Like all many of us, Naomi Watts is a big fan of space but when she and her husband, Liev Schreiber decided on settling in New York she realised she was going to have to embrace living in small spaces.
And it seems the 47-year-old actress has become quite accustomed to making the most of living in the city.
As she tells the February issue of Architectural Digest though, she loved LA until Liev came along.
“I met Mr New York and everything changed,” said Watts. “We fell in love, so I moved here and we lived in his fantastic NoHo place for years. We started our family and were quite happy.”
But the Mulholland Drive actress said that as their family grew – she has two sons with Liev, eight-year-old Alexander and seven-year-old Samuel – so did their need for a bigger place. So, they found two bigger places; an apartment with an artist's loft which they turned into a roomy, by New York standards, Tribeca duplex.

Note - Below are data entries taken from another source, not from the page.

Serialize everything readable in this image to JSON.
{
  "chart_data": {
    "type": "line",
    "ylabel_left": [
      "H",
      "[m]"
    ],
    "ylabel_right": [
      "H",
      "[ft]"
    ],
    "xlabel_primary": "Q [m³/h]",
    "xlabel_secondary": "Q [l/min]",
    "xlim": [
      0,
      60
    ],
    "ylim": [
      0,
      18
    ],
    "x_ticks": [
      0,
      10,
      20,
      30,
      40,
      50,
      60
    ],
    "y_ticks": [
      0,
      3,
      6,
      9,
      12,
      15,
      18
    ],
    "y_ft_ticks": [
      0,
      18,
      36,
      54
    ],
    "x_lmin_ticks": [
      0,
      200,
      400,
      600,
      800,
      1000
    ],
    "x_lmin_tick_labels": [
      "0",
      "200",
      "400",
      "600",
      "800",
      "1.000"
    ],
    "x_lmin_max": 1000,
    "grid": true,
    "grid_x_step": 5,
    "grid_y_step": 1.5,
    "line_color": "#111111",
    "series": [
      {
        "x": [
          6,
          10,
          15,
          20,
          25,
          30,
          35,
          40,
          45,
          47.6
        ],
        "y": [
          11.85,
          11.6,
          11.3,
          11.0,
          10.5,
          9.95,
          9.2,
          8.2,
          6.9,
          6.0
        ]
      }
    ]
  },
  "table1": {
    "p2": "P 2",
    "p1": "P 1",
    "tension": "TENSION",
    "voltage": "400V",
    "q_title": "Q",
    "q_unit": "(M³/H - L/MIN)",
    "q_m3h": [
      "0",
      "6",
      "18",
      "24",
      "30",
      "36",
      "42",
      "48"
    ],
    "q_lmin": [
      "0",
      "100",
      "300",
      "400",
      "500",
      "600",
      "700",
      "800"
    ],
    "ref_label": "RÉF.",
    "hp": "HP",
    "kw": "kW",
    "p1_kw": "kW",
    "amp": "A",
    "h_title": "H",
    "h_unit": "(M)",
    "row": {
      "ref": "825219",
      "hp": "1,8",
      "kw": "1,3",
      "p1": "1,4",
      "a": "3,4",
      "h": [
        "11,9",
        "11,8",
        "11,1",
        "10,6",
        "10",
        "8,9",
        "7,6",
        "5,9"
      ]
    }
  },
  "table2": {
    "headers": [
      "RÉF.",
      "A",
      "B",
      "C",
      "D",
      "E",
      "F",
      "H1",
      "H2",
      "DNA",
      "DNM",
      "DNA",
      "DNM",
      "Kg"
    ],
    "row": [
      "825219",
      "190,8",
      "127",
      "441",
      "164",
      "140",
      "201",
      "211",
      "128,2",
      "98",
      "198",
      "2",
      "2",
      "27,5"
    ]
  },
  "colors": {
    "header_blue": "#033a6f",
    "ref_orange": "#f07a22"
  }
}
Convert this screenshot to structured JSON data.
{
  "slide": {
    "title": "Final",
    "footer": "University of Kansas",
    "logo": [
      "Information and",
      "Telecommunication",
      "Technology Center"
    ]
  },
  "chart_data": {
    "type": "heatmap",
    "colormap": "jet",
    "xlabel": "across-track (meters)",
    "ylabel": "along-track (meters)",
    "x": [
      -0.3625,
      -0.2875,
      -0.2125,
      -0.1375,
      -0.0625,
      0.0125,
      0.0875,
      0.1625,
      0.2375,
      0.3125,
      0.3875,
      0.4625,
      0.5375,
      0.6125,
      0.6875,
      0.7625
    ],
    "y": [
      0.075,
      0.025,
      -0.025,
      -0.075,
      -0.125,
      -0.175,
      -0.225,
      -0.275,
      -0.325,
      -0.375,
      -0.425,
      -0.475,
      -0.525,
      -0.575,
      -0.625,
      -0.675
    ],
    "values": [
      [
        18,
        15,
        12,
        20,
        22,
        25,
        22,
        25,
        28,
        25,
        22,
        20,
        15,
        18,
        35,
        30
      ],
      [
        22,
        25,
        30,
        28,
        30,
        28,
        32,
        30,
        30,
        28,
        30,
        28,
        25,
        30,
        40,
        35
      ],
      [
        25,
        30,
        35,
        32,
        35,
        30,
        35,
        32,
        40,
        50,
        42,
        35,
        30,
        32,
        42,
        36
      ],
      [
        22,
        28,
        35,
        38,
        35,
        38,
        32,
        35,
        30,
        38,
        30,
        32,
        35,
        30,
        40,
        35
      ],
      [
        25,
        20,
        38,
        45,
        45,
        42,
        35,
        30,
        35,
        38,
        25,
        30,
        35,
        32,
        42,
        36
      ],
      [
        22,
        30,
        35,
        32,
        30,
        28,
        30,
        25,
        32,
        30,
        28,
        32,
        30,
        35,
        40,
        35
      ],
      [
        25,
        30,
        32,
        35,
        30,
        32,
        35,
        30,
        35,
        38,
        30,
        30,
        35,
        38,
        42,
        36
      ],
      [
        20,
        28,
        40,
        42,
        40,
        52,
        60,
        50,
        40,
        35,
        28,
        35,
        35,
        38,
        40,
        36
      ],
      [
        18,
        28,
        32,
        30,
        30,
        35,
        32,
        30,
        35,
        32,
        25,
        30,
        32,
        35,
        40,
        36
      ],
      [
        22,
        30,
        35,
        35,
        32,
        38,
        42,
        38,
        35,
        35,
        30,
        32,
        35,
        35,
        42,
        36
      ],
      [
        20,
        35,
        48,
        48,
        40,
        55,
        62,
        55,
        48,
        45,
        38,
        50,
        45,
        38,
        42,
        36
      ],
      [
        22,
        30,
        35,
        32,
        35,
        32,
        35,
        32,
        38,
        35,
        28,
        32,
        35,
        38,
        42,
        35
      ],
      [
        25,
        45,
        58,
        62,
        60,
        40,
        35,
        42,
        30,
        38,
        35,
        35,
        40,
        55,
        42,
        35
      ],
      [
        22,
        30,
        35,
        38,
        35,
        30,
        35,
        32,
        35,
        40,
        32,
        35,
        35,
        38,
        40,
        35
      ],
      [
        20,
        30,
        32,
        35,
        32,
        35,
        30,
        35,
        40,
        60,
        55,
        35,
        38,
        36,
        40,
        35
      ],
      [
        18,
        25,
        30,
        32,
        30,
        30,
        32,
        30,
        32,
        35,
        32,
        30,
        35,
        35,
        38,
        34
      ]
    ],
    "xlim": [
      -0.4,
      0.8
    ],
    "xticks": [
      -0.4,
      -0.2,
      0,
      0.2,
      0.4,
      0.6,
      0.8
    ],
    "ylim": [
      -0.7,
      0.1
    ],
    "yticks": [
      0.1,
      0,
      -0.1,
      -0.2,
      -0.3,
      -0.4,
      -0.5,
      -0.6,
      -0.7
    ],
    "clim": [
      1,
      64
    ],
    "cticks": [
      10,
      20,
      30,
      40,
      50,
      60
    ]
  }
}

Australian Naomi says she thought a lot about the kind of home she wanted for her family – having been burned before with previous purchase on a lifeless space in the city’s financial district.
“I had no idea deals here moved that fast,” Naomi said of the first New York property she bought 15 years ago. “After I closed on it, I showed it to my mother, who is a bit of a bohemian — and a super-talented decorator. She walked in and said, ‘This is horrible. No soul. No character. It’s a businessman’s apartment.’ I was crushed. But she was right.”
The family’s current home, a delicate mix of vintage décor, authentic New York style – think black and white tiles – and retro inspired art, was imagined with the help of renowned decorating duo, Ariel Ashe and Reinaldo Leandro of the firm Ashe + Leandro.
Taking a total of 10 months of renovations the 19th century inspired Manhattan abode came to life and according to Leandro, Watts “brought a great eye and taste to the project” and was “a terrific creative partner.”
But for Watts she took away one thing from the process.
“One thing I’ve learned,” Watts tells the magazine, “is when it comes to big renovations, no one gets an easy ride.”